We consider the problem of multi-objective alignment of foundation models
with human preferences, which is a critical step towards helpful and harmless
AI systems. However, it is generally costly and unstable to fine-tune large
foundation models using reinforcement learning (RL), and the
multi-dimensionality, heterogeneity, and conflicting nature of human
preferences further complicate the alignment process. In this paper, we
introduce Rewards-in-Context (RiC), which conditions the response of a
foundation model on multiple rewards in its prompt context and applies
supervised fine-tuning for alignment.

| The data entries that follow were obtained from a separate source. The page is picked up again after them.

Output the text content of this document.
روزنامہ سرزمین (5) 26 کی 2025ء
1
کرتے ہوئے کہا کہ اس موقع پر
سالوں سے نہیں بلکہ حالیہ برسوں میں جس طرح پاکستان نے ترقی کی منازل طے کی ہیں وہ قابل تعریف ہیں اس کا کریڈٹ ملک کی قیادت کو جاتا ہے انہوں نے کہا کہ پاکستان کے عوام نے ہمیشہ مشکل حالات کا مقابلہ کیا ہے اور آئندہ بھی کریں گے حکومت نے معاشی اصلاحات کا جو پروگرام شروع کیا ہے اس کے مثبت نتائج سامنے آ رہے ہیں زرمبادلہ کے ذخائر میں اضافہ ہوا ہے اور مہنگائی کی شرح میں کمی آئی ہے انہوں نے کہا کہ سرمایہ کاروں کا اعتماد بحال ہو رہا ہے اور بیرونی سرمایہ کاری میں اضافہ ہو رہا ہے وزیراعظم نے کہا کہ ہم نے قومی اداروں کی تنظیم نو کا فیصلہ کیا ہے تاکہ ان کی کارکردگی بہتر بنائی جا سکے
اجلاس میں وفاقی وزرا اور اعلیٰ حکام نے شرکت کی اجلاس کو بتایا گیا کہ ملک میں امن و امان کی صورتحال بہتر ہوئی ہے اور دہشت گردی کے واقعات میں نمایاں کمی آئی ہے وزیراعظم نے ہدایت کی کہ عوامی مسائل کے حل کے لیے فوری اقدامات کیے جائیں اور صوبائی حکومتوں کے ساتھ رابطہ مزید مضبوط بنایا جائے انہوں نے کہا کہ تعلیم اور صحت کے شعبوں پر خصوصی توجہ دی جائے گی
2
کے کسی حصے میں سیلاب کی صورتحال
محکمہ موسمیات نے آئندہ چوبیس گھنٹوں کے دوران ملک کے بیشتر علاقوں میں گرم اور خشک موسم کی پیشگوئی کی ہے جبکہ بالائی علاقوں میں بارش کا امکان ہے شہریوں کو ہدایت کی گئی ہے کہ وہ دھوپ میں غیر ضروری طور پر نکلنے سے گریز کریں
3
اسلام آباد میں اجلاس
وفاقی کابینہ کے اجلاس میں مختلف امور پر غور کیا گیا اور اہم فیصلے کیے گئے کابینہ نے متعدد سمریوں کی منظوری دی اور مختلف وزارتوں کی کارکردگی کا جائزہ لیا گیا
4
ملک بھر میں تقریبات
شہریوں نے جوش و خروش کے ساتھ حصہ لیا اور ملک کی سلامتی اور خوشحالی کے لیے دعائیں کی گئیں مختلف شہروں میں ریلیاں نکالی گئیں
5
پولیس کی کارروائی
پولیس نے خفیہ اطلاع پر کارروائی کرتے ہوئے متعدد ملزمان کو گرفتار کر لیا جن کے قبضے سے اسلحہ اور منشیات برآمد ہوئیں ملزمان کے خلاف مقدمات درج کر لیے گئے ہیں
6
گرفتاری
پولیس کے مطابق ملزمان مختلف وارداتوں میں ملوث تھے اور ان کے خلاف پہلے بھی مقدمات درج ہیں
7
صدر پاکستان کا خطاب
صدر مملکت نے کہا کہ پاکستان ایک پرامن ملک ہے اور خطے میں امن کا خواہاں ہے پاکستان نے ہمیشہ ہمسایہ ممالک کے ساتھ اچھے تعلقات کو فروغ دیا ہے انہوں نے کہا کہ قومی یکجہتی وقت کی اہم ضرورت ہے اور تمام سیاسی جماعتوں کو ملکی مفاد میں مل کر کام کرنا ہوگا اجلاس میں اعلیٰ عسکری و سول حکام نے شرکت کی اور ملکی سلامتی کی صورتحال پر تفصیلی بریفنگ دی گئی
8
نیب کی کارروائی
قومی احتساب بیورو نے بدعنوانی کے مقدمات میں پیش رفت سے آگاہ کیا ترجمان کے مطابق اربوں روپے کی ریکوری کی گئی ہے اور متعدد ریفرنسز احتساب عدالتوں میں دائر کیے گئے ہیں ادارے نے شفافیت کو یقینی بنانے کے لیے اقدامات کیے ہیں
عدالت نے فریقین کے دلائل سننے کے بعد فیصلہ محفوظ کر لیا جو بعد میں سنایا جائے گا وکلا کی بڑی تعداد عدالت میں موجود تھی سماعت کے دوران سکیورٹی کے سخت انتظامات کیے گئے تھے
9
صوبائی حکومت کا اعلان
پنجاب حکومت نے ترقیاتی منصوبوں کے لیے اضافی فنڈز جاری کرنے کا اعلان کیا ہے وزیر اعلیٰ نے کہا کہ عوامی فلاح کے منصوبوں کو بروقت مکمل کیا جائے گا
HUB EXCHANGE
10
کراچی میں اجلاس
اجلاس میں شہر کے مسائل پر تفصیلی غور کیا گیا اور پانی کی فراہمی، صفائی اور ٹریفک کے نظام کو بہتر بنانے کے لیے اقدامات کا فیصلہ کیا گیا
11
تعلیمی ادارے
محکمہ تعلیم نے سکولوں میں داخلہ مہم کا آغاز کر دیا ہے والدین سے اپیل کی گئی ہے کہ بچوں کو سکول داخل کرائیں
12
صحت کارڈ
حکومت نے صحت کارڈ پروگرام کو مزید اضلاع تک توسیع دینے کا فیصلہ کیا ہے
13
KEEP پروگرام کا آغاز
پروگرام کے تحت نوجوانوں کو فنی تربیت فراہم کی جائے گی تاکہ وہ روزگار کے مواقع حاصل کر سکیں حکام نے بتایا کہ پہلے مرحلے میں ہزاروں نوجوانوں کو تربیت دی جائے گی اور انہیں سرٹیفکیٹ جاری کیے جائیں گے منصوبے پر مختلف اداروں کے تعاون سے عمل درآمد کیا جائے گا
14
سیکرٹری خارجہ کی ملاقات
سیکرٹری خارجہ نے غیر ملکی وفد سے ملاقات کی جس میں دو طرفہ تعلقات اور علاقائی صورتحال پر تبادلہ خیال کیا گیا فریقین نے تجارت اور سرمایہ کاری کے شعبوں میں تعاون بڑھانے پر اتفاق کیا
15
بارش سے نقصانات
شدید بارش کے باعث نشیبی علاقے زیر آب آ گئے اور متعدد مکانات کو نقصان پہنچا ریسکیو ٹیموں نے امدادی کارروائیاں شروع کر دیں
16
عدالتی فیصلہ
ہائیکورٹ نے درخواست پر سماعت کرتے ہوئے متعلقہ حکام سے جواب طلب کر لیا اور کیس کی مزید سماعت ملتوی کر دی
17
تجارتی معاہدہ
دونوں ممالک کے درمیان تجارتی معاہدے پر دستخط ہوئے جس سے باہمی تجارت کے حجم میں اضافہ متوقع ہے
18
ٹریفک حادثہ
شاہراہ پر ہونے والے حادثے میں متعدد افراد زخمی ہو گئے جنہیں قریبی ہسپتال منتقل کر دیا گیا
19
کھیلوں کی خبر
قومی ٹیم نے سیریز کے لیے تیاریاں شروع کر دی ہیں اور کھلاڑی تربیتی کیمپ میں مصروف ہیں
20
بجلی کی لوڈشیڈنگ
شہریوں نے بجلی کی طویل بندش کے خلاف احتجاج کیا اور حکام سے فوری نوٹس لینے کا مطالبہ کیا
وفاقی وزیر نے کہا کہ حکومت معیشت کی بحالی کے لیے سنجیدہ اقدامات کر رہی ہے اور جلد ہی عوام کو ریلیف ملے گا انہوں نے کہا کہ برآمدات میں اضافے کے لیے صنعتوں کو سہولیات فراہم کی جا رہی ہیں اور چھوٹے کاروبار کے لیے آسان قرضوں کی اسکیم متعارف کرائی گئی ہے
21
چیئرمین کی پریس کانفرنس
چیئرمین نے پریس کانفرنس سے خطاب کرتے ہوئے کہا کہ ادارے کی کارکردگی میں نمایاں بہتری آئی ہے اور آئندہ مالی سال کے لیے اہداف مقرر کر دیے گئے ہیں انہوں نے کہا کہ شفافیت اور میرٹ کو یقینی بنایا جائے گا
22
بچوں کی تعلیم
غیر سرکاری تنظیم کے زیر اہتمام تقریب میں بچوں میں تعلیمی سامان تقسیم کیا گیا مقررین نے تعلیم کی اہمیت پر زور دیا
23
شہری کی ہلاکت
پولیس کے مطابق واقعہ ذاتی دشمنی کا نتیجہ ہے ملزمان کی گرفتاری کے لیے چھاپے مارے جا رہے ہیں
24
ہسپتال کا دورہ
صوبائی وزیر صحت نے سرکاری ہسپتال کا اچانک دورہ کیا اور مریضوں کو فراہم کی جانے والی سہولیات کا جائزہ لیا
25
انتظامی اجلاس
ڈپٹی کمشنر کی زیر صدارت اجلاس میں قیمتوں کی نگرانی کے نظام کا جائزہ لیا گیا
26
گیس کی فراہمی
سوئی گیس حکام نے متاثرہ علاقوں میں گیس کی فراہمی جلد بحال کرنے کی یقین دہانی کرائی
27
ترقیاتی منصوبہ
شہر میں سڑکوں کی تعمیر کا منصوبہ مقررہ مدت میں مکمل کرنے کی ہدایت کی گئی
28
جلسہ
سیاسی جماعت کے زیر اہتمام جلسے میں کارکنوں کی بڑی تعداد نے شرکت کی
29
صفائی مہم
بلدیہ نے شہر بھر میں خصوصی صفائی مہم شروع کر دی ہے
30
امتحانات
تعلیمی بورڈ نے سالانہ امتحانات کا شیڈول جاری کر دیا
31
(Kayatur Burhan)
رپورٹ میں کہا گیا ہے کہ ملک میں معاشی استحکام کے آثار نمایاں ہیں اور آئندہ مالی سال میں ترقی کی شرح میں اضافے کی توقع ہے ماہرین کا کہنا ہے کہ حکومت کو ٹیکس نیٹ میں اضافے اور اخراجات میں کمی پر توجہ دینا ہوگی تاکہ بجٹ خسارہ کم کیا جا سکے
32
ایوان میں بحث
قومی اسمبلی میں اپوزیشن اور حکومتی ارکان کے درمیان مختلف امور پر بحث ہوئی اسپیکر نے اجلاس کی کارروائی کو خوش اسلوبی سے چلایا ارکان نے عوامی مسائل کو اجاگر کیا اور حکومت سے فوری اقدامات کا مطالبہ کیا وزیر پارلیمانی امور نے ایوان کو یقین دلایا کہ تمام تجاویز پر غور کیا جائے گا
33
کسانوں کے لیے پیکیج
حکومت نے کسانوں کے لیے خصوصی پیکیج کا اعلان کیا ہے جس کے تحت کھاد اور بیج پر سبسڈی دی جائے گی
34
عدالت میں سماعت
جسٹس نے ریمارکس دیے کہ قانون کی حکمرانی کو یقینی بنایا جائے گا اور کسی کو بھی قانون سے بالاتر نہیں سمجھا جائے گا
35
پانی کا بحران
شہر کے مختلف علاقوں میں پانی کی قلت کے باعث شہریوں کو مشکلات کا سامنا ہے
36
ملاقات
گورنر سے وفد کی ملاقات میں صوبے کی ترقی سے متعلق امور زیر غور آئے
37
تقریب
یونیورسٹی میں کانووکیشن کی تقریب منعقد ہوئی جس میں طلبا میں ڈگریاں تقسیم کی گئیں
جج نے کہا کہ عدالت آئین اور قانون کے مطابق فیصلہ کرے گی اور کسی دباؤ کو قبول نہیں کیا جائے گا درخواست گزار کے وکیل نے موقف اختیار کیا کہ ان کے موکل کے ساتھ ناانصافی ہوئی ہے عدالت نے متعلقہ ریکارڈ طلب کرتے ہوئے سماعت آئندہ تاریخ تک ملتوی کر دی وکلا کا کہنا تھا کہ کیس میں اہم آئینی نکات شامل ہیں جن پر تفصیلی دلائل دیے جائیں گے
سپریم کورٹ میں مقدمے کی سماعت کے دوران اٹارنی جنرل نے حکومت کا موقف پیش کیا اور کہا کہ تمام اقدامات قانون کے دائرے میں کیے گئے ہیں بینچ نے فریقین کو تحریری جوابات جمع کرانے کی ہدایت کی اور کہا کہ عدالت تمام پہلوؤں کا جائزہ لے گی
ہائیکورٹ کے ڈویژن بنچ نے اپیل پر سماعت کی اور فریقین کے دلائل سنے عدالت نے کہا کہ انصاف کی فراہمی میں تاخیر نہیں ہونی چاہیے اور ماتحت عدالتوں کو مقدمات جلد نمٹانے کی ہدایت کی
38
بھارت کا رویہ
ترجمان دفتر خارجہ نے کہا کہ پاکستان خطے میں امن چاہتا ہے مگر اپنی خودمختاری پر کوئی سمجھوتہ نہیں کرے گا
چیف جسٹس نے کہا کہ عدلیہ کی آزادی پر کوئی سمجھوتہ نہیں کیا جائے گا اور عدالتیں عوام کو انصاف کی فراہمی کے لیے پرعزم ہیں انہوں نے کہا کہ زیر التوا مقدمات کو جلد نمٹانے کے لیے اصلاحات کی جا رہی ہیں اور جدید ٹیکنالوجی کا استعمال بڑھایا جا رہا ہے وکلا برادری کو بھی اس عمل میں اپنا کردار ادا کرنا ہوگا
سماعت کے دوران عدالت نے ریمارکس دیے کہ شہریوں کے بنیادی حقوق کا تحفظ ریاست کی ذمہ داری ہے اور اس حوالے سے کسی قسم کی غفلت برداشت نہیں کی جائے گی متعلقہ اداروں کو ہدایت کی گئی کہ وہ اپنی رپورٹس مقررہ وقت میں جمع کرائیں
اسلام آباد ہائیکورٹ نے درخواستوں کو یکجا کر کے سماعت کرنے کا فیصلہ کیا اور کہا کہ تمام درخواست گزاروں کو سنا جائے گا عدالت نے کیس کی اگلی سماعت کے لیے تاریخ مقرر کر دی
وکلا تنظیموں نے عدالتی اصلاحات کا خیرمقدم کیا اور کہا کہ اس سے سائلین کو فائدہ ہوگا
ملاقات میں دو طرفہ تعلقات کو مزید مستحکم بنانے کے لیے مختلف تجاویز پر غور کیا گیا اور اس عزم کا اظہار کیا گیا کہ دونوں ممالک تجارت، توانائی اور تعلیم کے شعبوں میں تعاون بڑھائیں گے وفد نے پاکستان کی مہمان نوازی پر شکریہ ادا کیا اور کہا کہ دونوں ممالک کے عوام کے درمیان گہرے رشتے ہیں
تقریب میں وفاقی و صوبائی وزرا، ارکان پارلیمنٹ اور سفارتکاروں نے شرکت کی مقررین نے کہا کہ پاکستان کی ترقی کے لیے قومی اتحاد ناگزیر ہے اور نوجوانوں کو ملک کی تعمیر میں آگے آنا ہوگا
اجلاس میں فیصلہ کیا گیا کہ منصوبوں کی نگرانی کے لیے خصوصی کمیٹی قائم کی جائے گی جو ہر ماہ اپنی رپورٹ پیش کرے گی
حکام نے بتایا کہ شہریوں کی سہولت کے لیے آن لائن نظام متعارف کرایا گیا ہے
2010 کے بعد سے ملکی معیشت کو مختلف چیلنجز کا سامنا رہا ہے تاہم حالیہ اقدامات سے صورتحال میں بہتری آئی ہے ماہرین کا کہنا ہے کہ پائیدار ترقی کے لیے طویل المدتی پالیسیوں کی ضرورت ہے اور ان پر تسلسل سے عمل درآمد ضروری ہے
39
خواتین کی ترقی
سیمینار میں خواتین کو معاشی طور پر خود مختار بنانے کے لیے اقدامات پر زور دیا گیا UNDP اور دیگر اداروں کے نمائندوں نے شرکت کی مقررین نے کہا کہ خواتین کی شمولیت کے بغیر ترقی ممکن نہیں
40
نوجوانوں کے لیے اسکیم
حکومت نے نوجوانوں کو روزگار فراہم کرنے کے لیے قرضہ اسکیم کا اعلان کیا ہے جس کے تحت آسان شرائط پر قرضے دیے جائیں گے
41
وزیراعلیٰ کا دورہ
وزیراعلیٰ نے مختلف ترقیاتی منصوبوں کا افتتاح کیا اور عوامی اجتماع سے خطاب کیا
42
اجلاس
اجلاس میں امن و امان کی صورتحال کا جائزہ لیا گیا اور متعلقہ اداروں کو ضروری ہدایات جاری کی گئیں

The salient features of RiC are
simplicity and adaptivity, as it only requires supervised fine-tuning of a
single foundation model and supports dynamic adjustment for user preferences
during inference time. Inspired by the analytical solution of an abstracted
convex optimization problem, our dynamic inference-time adjustment method
approaches the Pareto-optimal solution for multiple objectives. Empirical
evidence demonstrates the efficacy of our method in aligning both Large
Language Models (LLMs) and diffusion models to accommodate diverse rewards with
only around $10\%$ GPU hours compared with multi-objective RL baseline.

通过 Rewards-in-Context（RiC）的方法，本文提出了一种用于多目标对齐基础模型和人类偏好的简洁和适应性方法，并通过监督微调在推断过程中支持用户偏好的动态调整，从而在只使用大约 10% 的 GPU 时间与多目标强化学习基准相比，对齐大型语言模型（LLMs）和扩散模型以适应多样化的奖励。